Talan is a distance-racing type of Thoroughbred.
Talan is a distance-racing type of Thoroughbred, as well as the type of horse used as a hunter.

Any thinking stockman must wonder how any breed of anything can survive, much less grow and prosper, while carrying such a numerous drag of the race within its ranks as does the Thoroughbred. Many tell us that the race course is the adequate testing ground that insures the “improvement of the breed.” That, of course, is a myth for just about every Thoroughbred mare—no matter how inferior as an individual or as a performer—is given a chance as a broodmare and her offspring, no matter how inferior, are welcomed into the book of registry.

To supporters of other breeds, keenly intent on breeding to a specified type or to a definite standard of performance, the Thoroughbred seems to be a biological hodgepodge rather than a breed of horses. The moot question is would standardization, based on rigid selection, improve the Thoroughbred situation? Would changes in the ground rules, designed to bring more control of the future development of the breed, be desirable? Probably not. Any breed of livestock that can produce individuals that sell for a million dollars or more each and that can produce occasional individuals with a lifetime earning capacity of two or three million dollars, has very little to worry about, currently at least. And, so long as racing flourishes and so long as the Thoroughbred continues to produce millionaire horses for the headlines.

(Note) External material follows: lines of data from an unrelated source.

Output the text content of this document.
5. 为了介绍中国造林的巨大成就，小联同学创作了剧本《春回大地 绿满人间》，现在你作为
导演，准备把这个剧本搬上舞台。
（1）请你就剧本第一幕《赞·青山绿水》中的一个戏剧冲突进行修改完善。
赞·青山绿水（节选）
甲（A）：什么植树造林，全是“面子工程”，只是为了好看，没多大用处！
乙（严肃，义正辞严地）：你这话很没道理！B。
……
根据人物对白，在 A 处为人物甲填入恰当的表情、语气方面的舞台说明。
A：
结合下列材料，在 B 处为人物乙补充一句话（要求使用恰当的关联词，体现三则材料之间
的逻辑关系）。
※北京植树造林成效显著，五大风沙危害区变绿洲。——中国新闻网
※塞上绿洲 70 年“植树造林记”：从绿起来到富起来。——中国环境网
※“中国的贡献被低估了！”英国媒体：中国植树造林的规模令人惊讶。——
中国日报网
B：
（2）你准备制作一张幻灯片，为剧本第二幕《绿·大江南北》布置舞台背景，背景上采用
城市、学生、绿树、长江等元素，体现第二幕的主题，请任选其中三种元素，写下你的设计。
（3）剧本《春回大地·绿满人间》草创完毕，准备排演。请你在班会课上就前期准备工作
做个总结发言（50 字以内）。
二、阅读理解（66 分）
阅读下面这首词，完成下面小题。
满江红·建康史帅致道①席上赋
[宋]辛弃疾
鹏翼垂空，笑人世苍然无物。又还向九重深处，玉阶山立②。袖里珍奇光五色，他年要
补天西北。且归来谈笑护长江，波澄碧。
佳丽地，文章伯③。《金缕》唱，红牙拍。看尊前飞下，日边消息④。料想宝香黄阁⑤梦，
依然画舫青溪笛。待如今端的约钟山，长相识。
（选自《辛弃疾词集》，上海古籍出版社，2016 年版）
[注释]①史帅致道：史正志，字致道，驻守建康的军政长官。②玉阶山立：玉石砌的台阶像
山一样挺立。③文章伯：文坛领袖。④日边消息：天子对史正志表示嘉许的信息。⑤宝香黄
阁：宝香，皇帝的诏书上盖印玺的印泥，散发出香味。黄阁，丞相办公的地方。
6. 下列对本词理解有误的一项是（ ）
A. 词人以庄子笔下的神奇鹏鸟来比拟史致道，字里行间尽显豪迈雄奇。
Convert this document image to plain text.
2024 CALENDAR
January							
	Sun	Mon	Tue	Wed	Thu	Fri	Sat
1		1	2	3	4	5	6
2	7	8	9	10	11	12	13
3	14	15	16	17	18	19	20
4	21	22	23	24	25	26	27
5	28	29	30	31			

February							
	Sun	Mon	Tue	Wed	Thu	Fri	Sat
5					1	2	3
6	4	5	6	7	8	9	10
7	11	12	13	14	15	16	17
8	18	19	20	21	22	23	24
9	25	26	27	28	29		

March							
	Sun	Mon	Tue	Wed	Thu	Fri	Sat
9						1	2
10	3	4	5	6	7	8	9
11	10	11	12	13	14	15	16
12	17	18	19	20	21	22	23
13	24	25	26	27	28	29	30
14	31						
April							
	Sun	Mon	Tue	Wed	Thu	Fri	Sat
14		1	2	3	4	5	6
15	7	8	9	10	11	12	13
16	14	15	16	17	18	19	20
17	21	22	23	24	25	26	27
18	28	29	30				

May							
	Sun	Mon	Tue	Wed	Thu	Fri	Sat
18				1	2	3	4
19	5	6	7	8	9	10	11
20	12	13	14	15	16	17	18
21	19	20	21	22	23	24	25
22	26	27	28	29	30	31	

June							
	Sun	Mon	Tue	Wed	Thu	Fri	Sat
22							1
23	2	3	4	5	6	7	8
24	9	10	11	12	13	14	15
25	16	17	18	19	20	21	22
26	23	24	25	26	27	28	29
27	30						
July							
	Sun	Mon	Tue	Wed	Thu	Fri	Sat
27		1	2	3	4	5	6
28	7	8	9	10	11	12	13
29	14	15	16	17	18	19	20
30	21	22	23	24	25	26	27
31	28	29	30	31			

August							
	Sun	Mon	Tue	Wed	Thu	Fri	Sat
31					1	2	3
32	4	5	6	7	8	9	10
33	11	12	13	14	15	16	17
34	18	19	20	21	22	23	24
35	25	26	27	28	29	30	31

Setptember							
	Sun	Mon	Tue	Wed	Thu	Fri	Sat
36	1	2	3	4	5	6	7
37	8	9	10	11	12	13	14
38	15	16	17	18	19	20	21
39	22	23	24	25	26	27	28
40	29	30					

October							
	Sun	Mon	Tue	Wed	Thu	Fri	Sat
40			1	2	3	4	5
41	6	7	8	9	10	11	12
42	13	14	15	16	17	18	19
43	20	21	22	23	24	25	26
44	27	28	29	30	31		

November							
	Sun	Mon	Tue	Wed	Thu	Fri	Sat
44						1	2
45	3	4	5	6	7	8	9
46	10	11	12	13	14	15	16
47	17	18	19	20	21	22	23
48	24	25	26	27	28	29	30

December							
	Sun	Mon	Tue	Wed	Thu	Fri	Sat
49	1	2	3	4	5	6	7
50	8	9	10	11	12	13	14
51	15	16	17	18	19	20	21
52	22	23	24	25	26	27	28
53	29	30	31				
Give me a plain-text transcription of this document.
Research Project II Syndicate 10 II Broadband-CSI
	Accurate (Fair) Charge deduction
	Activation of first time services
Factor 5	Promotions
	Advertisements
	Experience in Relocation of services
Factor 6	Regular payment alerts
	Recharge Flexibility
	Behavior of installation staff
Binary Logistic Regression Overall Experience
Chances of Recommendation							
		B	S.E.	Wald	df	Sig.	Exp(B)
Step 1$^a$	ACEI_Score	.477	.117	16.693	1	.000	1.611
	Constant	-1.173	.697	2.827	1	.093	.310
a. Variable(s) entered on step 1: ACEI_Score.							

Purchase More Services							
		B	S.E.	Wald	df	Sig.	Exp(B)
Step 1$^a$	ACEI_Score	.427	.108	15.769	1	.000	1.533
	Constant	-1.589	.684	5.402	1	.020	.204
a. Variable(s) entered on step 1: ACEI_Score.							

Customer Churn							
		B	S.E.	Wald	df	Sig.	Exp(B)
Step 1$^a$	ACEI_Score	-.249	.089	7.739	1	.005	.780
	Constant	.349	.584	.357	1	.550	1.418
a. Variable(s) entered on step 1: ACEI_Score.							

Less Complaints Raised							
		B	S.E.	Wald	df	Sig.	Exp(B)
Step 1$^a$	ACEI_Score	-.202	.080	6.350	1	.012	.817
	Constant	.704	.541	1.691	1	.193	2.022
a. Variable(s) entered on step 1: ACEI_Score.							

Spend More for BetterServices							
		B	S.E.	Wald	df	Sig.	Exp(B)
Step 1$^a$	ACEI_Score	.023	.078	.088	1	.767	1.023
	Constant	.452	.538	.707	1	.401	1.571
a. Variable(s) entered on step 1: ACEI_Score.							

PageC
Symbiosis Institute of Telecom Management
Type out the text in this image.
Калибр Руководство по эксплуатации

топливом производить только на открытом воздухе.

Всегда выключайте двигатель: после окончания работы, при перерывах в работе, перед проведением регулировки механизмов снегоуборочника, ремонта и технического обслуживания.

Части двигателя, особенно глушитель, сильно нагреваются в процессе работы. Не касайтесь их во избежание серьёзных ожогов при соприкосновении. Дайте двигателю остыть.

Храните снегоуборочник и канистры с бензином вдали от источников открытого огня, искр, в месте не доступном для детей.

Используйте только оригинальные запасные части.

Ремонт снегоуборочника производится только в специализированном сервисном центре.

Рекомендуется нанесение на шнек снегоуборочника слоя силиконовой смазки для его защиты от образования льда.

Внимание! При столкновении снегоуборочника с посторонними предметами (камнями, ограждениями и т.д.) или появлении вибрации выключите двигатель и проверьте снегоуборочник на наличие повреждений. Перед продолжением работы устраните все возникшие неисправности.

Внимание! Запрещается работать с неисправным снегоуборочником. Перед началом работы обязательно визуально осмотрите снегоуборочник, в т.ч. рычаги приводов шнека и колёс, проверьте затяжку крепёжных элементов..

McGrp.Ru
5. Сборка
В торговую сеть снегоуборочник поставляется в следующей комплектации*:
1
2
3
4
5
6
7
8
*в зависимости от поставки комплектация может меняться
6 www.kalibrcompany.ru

Because the sum total of the horse characteristics carried by the breed as a whole are so varied, there is a delightful aura of uncertainty that surrounds Thoroughbred breeding. The permutations and combinations of inherent characteristics are limitless in every mating. Horses of great commercial value may come from humble parents. Worthless offspring may come from a mating of the famous. Because the Thoroughbred is used so extensively in competitive sport, where the unexpected adds zest to the game, the surprises that come with the foaling of every generation are all to the good. If there could be an established formula—based on the experience of selective breeding—for producing Derby winners, there would be a little point in running the Derby.

The Versatile Thoroughbred

Aside from racing, this uncertainty, this mixture, this variety within the Thoroughbred breed is both an asset and a liability. Because Thoroughbreds are so different in every way, one from another, the breed as a whole is a very versatile one. No matter how demanding a riding horse task may be, somewhere there is a Thoroughbred that can perform that task just a little better than can any horse of any other breed, with the possible exception of tasks requiring artificial gaits. The most honest Thoroughbred enthusiasm is to be found among those who have had the good fortune to ride a really good Thoroughbred hunter; a topnotch TB polo pony; a comfortable TB hack, or a really smart Thoroughbred stock horse. Unfortunately, not all horsemen have had such a pleasant experience.